Tra poco sarà tempo di tirare le somme. Presto, con i dati alla mano, potremo valutare che tipo di Autunno ci stiamo lasciando alle spalle e volgere lo sguardo alle proiezioni meteo-climatiche per l’Inverno. Non che non si stia già pensando alla prossima stagione: l’attenzione è rivolta al futuro, consapevoli che per sperare in qualcosa di diverso, serve un cambio netto nelle dinamiche atmosferiche.
Un cambiamento che, come sempre, sarà strettamente legato ai grandi protagonisti del clima globale. Vortice Polare, La Niña, AO, NAO, QBO… nomi familiari a chi segue le vicende meteorologiche. Approfondiremo tutti questi fenomeni nei prossimi giorni, ma prima c’è ancora molto da dire sull’Autunno che stiamo vivendo.
Quest’anno non è stato il solito Autunno, non quello caldo e secco a cui ci stavamo, purtroppo, abituando. Certo, le condizioni non sono state uniformi ovunque: alcune regioni hanno visto piogge abbondanti, altre ne hanno ricevuto meno. Ma non si può ignorare il segno lasciato da eventi estremi come le piogge alluvionali che hanno colpito diverse aree del Paese. In alcuni casi, hanno interrotto una siccità che sembrava infinita.
È stato, senza dubbio, un Autunno dinamico, dove i cambiamenti improvvisi del tempo non sono mancati. E ora, siamo alle porte di un nuovo stravolgimento: il passaggio da un clima mite a un assaggio di Inverno vero e proprio.

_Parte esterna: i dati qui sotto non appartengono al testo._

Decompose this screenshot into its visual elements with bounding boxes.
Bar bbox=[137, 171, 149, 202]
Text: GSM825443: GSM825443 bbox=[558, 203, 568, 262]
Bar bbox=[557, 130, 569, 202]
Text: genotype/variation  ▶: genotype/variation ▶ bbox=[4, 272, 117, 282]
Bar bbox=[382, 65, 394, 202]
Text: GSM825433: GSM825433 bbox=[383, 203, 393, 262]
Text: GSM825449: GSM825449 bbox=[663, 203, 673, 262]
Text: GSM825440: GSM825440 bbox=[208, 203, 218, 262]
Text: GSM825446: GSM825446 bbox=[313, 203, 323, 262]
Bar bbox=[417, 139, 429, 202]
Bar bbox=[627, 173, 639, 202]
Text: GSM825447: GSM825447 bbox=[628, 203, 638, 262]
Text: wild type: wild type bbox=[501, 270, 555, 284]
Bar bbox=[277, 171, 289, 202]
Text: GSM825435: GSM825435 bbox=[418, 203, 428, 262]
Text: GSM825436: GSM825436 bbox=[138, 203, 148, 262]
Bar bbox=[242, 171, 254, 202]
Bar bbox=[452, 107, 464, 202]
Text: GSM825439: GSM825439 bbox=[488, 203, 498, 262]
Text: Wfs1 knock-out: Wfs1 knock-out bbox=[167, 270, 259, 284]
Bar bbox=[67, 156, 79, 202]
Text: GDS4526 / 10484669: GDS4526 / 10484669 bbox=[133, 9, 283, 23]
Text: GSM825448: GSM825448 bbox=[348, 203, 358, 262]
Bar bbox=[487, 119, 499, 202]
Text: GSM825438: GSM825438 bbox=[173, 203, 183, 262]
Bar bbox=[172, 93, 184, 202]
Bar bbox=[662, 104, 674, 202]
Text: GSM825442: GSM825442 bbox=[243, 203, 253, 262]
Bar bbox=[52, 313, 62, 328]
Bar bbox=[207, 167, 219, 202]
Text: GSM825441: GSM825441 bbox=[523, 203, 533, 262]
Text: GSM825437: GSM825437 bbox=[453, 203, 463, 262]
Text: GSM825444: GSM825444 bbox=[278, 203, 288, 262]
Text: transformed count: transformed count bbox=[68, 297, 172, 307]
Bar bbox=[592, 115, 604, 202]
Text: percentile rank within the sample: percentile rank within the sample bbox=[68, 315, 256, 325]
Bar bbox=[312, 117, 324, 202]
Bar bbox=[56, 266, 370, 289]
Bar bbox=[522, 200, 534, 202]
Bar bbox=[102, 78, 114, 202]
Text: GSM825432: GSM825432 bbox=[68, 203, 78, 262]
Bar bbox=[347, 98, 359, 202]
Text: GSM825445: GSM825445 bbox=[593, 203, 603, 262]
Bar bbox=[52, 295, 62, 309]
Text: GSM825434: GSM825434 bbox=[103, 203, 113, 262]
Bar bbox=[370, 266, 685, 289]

Le temperature sono pronte a crollare in modo drastico: in molte località si passerà da oltre 20°C a cali di 10-15°C. Freddo, per intenderci. E con il freddo, non si escludono sorprese: potrebbero comparire nevicate inaspettate a quote basse. Di tutto questo, però, si sta già parlando ampiamente.
Ma attenzione: sarà solo un’illusione. Questo breve assaggio d’Inverno dovrà fare i conti con una realtà ben più radicata: l’Anticiclone. E, a quanto pare, sarà di nuovo l’Anticiclone del Nord Africa a riprendere il controllo.
Questa figura atmosferica, ormai fin troppo familiare, non porta solo giornate serene, ma anche temperature ben oltre la media stagionale. Un altro ribaltone termico, uno di quelli a cui ormai siamo quasi abituati. Perché, diciamolo chiaramente, le anomalie termiche positive sono diventate la norma.
Non sarà una sorpresa sentire parlare di massime oltre i 20°C, anche se siamo a Novembre inoltrato, a ridosso dell’Inverno meteorologico. Ecco il punto: non è normale. Non lo è stato nei giorni passati, e non lo sarà nei prossimi. Ci stiamo adattando a un fenomeno sempre più evidente: la tropicalizzazione del clima.
Questa “tropicalizzazione” non è solo un termine tecnico, ma una realtà che cambia il nostro modo di vivere le stagioni. Le conseguenze? Giornate anomale, eventi estremi sempre più frequenti e una perdita del tipico ciclo stagionale che conoscevamo. Non si tratta più di un’eccezione, ma di una nuova regola climatica con cui fare i conti.